2. Automatisch arbeitendes fotografisches Kopiergerät nach Anspruch 1, dadurch gekennzeichnet, dass die Auswertelogik bei einer errechneten Maskierungsstärke, die unterhalb eines vorbestimmten Wertes liegt, einen unmaskierten Kopiervorgang einleitet und bei einer errechneten Maskierungsstärke, die über dem vorbestimmten Wert liegt, einer Bedienperson die Möglichkeit gibt, durch eine Eingabe an einer Bedienerkonsole über die Maskierung und den Maskierungsgrad zu entscheiden.

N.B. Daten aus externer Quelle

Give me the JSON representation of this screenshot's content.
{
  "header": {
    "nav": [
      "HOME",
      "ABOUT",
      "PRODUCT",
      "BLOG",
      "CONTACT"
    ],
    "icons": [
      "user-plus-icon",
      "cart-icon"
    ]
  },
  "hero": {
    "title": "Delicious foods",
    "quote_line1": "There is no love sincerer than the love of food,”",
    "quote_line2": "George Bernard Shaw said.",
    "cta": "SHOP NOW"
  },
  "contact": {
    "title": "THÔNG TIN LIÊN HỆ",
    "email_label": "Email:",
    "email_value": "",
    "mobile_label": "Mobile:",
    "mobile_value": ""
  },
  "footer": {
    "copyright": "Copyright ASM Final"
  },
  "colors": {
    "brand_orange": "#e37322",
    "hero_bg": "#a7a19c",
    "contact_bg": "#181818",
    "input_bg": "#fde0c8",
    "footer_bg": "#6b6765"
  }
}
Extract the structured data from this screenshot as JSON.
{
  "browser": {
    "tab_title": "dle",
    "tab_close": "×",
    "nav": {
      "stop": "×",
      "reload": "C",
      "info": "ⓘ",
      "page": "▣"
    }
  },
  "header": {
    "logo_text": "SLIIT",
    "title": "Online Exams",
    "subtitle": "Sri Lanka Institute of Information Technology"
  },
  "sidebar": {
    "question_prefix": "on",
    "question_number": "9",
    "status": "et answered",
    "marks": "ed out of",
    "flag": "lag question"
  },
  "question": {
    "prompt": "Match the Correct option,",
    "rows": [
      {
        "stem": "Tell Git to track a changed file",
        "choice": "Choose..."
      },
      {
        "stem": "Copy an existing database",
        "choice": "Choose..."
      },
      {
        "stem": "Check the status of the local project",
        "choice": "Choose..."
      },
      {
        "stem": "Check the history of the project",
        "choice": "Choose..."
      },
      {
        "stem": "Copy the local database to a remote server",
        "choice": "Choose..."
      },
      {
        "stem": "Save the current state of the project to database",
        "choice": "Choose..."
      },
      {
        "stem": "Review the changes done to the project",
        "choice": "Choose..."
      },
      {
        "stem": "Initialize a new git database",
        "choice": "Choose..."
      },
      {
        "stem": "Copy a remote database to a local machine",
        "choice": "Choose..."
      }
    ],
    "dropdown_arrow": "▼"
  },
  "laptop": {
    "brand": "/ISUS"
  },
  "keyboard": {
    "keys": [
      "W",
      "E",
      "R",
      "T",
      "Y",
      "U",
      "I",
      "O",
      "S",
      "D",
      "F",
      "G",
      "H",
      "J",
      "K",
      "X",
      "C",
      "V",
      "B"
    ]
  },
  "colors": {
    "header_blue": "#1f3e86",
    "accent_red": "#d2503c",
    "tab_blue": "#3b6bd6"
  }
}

3. Automatisch arbeitendes fotografisches Kopiergerät nach Anspruch 2, dadurch gekennzeichnet, dass bei einer errechneten Maskierungsstärke, die über dem vorbestimmten Wert liegt, der automatische Kopierzyklus unterbrochen und die zur Entscheidung anstehende Vorlage auf einem Bildschirm dargestellt wird.
4. Automatisch arbeitendes fotografisches Kopiergerät nach Anspruch 3, dadurch gekennzeichnet, dass von der Auswertelogik ein Vorschlag über den Grad der Maskierung gemacht wird.